4. Strategi Trading untuk Hari Senin (17 Nov 2025)

  1. Kerangka Posisi (Position Sizing)

    • Alokasikan maksimum 5 % modal per saham untuk menghindari konsentrasi risiko.
    • Pada hari yang berpotensi volatil, gunakan stop‑loss 2–3 % di bawah level support teknikal masing‑masing.
  2. Entry Point

    • GOTO & INTP: masuk pada pull‑back ke MA‑20 atau support 2 % dari harga penutupan (misal Rp 2 200 untuk GOTO).
    • TINS & TLKM: gunakan break‑out di atas resistance harian (misalnya Rp 135 500 untuk TINS) bila volume > avg 10‑day volume.
  3. Target Profit

    • Risk‑Reward minimal 1:2. Misalnya, entry Rp 2 200 (GOTO) → TP Rp 2 480 (≈ 12 % upside).
    • Jika IHSG menembus support 8 320, pertimbangkan partial profit pada level kunci (mis. 1 % di atas support masing‑masing).
  4. Manajemen Portofolio

    • Berlakukan trailing stop sebesar 1,5 % setelah harga bergerak 2 % ke arah yang diinginkan.
    • Jika IHSG turun lebih dari 100 poin dari pembukaan, pertimbangkan hedging dengan ETF (XBI atau IDX30) atau jual sebagian posisi yang paling risk‑prone (mis. saham siklikal seperti ASII).

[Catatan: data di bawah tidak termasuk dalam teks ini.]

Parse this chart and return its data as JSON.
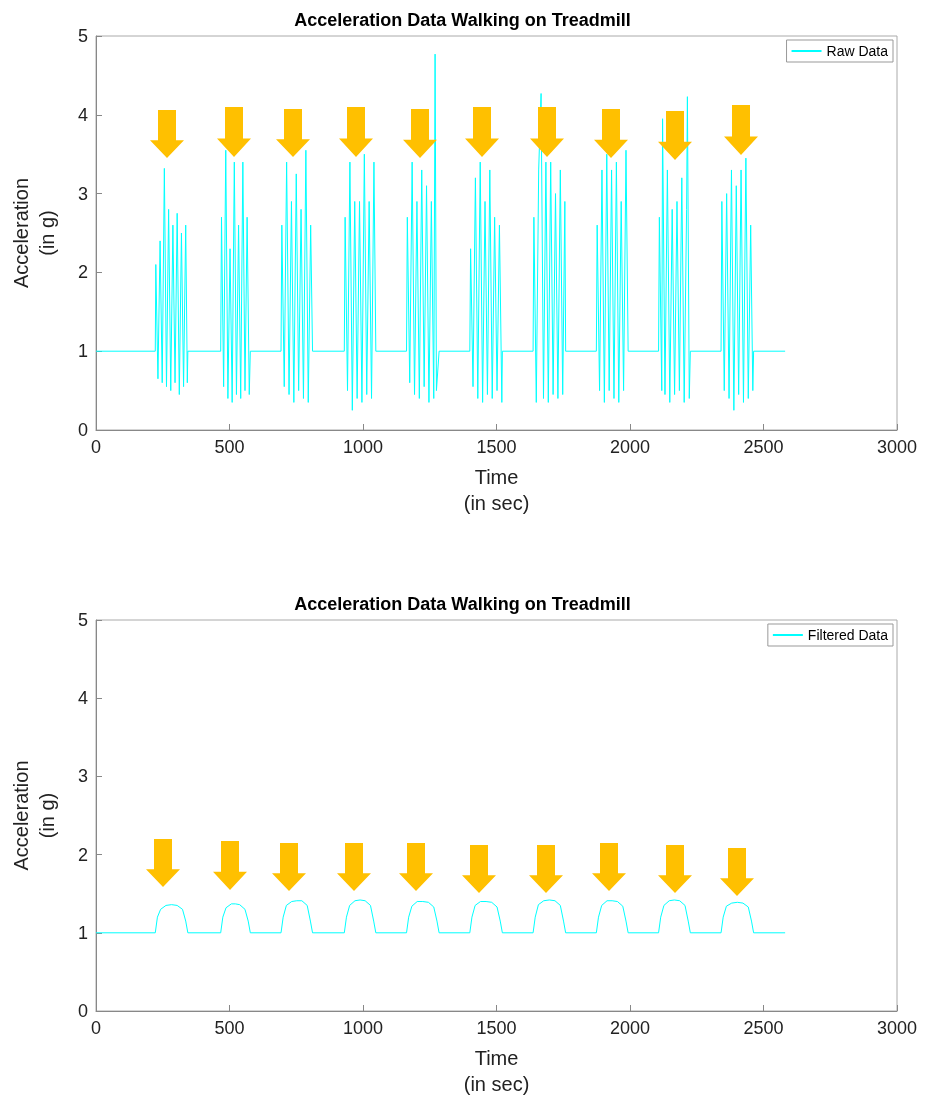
{
  "chart_data": [
    {
      "type": "line",
      "title": "Acceleration Data Walking on Treadmill",
      "xlabel": "Time\n(in sec)",
      "ylabel": "Acceleration\n(in g)",
      "legend": "top right",
      "xlim": [
        0,
        3000
      ],
      "ylim": [
        0,
        5
      ],
      "xticks": [
        0,
        500,
        1000,
        1500,
        2000,
        2500,
        3000
      ],
      "yticks": [
        0,
        1,
        2,
        3,
        4,
        5
      ],
      "x": [
        0,
        222,
        224,
        232,
        240,
        248,
        256,
        264,
        272,
        280,
        288,
        296,
        304,
        312,
        320,
        328,
        336,
        342,
        344,
        467,
        470,
        478,
        486,
        494,
        502,
        510,
        518,
        526,
        534,
        542,
        550,
        558,
        566,
        574,
        578,
        693,
        696,
        705,
        714,
        723,
        732,
        741,
        750,
        759,
        768,
        777,
        786,
        795,
        804,
        811,
        930,
        933,
        942,
        951,
        960,
        969,
        978,
        987,
        996,
        1005,
        1014,
        1023,
        1032,
        1041,
        1048,
        1163,
        1166,
        1175,
        1184,
        1193,
        1202,
        1211,
        1220,
        1229,
        1238,
        1247,
        1256,
        1265,
        1270,
        1275,
        1285,
        1400,
        1403,
        1412,
        1421,
        1430,
        1439,
        1448,
        1457,
        1466,
        1475,
        1484,
        1493,
        1502,
        1511,
        1520,
        1522,
        1637,
        1640,
        1649,
        1658,
        1667,
        1676,
        1685,
        1694,
        1703,
        1712,
        1721,
        1730,
        1739,
        1748,
        1756,
        1759,
        1874,
        1877,
        1886,
        1895,
        1904,
        1913,
        1922,
        1931,
        1940,
        1949,
        1958,
        1967,
        1976,
        1985,
        1993,
        2107,
        2110,
        2119,
        2122,
        2131,
        2140,
        2149,
        2158,
        2167,
        2176,
        2185,
        2194,
        2203,
        2212,
        2215,
        2222,
        2226,
        2341,
        2344,
        2353,
        2362,
        2371,
        2380,
        2389,
        2398,
        2407,
        2416,
        2425,
        2434,
        2443,
        2452,
        2460,
        2463,
        2581
      ],
      "series": [
        {
          "name": "Raw Data",
          "color": "#00ffff",
          "values": [
            1,
            1,
            2.1,
            0.65,
            2.4,
            0.6,
            3.32,
            0.55,
            2.8,
            0.5,
            2.6,
            0.6,
            2.75,
            0.45,
            2.5,
            0.55,
            2.6,
            0.6,
            1,
            1,
            2.7,
            0.55,
            3.55,
            0.4,
            2.3,
            0.35,
            3.4,
            0.45,
            2.6,
            0.4,
            3.4,
            0.5,
            2.7,
            0.45,
            1,
            1,
            2.6,
            0.55,
            3.4,
            0.45,
            2.9,
            0.35,
            3.25,
            0.5,
            2.8,
            0.4,
            3.55,
            0.35,
            2.6,
            1,
            1,
            2.7,
            0.5,
            3.4,
            0.25,
            2.9,
            0.4,
            2.9,
            0.35,
            3.5,
            0.45,
            2.9,
            0.4,
            3.4,
            1,
            1,
            2.7,
            0.6,
            3.4,
            0.45,
            2.9,
            0.4,
            3.3,
            0.55,
            3.1,
            0.35,
            2.9,
            0.4,
            4.77,
            0.5,
            1,
            1,
            2.3,
            0.55,
            3.2,
            0.4,
            3.4,
            0.35,
            2.9,
            0.45,
            3.3,
            0.4,
            2.7,
            0.5,
            2.6,
            0.35,
            1,
            1,
            2.7,
            0.35,
            3.3,
            4.27,
            0.4,
            3.4,
            0.35,
            3.4,
            0.45,
            3,
            0.4,
            3.3,
            0.45,
            2.9,
            1,
            1,
            2.6,
            0.5,
            3.3,
            0.35,
            3.5,
            0.5,
            3.3,
            0.4,
            3.4,
            0.35,
            2.9,
            0.5,
            3.55,
            1,
            1,
            2.7,
            0.5,
            3.95,
            0.45,
            3.3,
            0.35,
            2.8,
            0.45,
            2.9,
            0.5,
            3.2,
            0.35,
            2.8,
            4.23,
            0.4,
            1,
            1,
            2.9,
            0.5,
            3,
            0.4,
            3.3,
            0.25,
            3.1,
            0.45,
            3.3,
            0.35,
            3.45,
            0.4,
            2.6,
            0.5,
            1,
            1
          ]
        }
      ]
    },
    {
      "type": "line",
      "title": "Acceleration Data Walking on Treadmill",
      "xlabel": "Time\n(in sec)",
      "ylabel": "Acceleration\n(in g)",
      "legend": "top right",
      "xlim": [
        0,
        3000
      ],
      "ylim": [
        0,
        5
      ],
      "xticks": [
        0,
        500,
        1000,
        1500,
        2000,
        2500,
        3000
      ],
      "yticks": [
        0,
        1,
        2,
        3,
        4,
        5
      ],
      "x": [
        0,
        222,
        230,
        242,
        262,
        283,
        304,
        324,
        336,
        344,
        467,
        475,
        487,
        507,
        522,
        538,
        558,
        570,
        578,
        693,
        701,
        713,
        733,
        752,
        771,
        791,
        803,
        811,
        930,
        938,
        950,
        970,
        989,
        1008,
        1028,
        1040,
        1048,
        1163,
        1171,
        1183,
        1203,
        1224,
        1245,
        1265,
        1277,
        1285,
        1400,
        1408,
        1420,
        1440,
        1461,
        1482,
        1502,
        1514,
        1522,
        1637,
        1645,
        1657,
        1677,
        1698,
        1719,
        1739,
        1751,
        1759,
        1874,
        1882,
        1894,
        1914,
        1933,
        1953,
        1973,
        1985,
        1993,
        2107,
        2115,
        2127,
        2147,
        2166,
        2186,
        2206,
        2218,
        2226,
        2341,
        2349,
        2361,
        2381,
        2402,
        2423,
        2443,
        2455,
        2463,
        2581
      ],
      "series": [
        {
          "name": "Filtered Data",
          "color": "#00ffff",
          "values": [
            1,
            1,
            1.2,
            1.3,
            1.35,
            1.36,
            1.35,
            1.3,
            1.15,
            1,
            1,
            1.2,
            1.32,
            1.37,
            1.37,
            1.36,
            1.3,
            1.15,
            1,
            1,
            1.2,
            1.35,
            1.4,
            1.41,
            1.41,
            1.35,
            1.15,
            1,
            1,
            1.2,
            1.35,
            1.41,
            1.42,
            1.41,
            1.35,
            1.15,
            1,
            1,
            1.2,
            1.34,
            1.4,
            1.4,
            1.39,
            1.33,
            1.15,
            1,
            1,
            1.2,
            1.35,
            1.4,
            1.4,
            1.39,
            1.33,
            1.15,
            1,
            1,
            1.2,
            1.36,
            1.41,
            1.42,
            1.41,
            1.35,
            1.15,
            1,
            1,
            1.2,
            1.35,
            1.41,
            1.41,
            1.4,
            1.34,
            1.15,
            1,
            1,
            1.2,
            1.35,
            1.41,
            1.42,
            1.41,
            1.35,
            1.15,
            1,
            1,
            1.2,
            1.34,
            1.38,
            1.39,
            1.38,
            1.33,
            1.15,
            1,
            1
          ]
        }
      ]
    }
  ]
}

5. Risiko yang Perlu Diperhatikan

Risiko Dampak Potensial Cara Mitigasi
Volatilitas global (Wall Street < 0,5 % → < 1 %) Penurunan IHSG hingga 150‑200 poin pada hari itu. Hedging dengan kontrak futures IDX atau opsi jual (PUT).
Kenaikan USD (Fed tetap, memperlebar yield gap) Mengurangi arus modal masuk, menekan saham ekspor (TINS, TLKM). Pilih saham yang memiliki pendapatan dalam USD (mis. TLKM lewat roaming, TINS via kontrak penjualan timah ke luar negeri).
Kejutan geopolitik (mis. konflik energi Timur Tengah) Harga energi dapat melambung tajam, meningkatkan biaya produksi. Pertahankan posisi di sektor energi (batu bara) sebagai penyeimbang.
Data ekonomi AS tunda (government shutdown) Tidak ada petunjuk arah kebijakan moneter, meningkatkan uncertainty premium. Fokus pada fundamental domestik dan dividen yield (UNVR, TLKM).
Kejadian korporasi (hasil earnings surprise) Saham individual dapat bergerak tajam melampaui pergerakan indeks. Pantau jadwal earnings (biasanya di akhir minggu).

6. Kesimpulan & Outlook Jangka Pendek

  • IHSG diperkirakan akan lemah pada sesi Senin, namun potensi dukungan dari sektor energi dapat menahan penurunan berlebih. Investor harus siap menghadapi pergerakan ± 100‑150 poin tergantung pada dinamika pasar AS.
  • Enam rekomendasi CGS (GOTO, TINS, TLKM, ASII, UNVR, INTP) menunjukkan relative strength yang kuat, didukung oleh fundamental yang masih sehat. Mereka dapat berfungsi sebagai anchor dalam portofolio harian maupun swing‑trading.
  • Strategi trading yang disarankan: masuk pada pull‑back dengan stop‑loss ketat (2‑3 %) dan target risk‑reward ≥ 1:2. Selalu perhatikan kondisi IHSG secara real‑time – bila indeks menembus support 8 320, pertimbangkan reduksi eksposur atau hedging.
  • Jangka menengah (2‑4 minggu): bila harga energi tetap tinggi dan Fed tetap “hawkish”, saham defensif (UNVR, TLKM) serta komoditas (TINS) kemungkinan akan mengungguli. Saham pertumbuhan (GOTO, INTP) dapat kembali menguat setelah pasar menemukan dasar yang lebih stabil.

Catatan Penutup: Analisis ini bersifat informasi pasar dan bukan rekomendasi investasi yang mengikat. Selalu lakukan due‑diligence sendiri atau konsultasikan dengan penasihat keuangan sebelum mengeksekusi transaksi.


Semoga ulasan ini membantu Anda menavigasi pasar yang dinamis pada 17 Nov 2025. Selamat berinvestasi dengan bijak!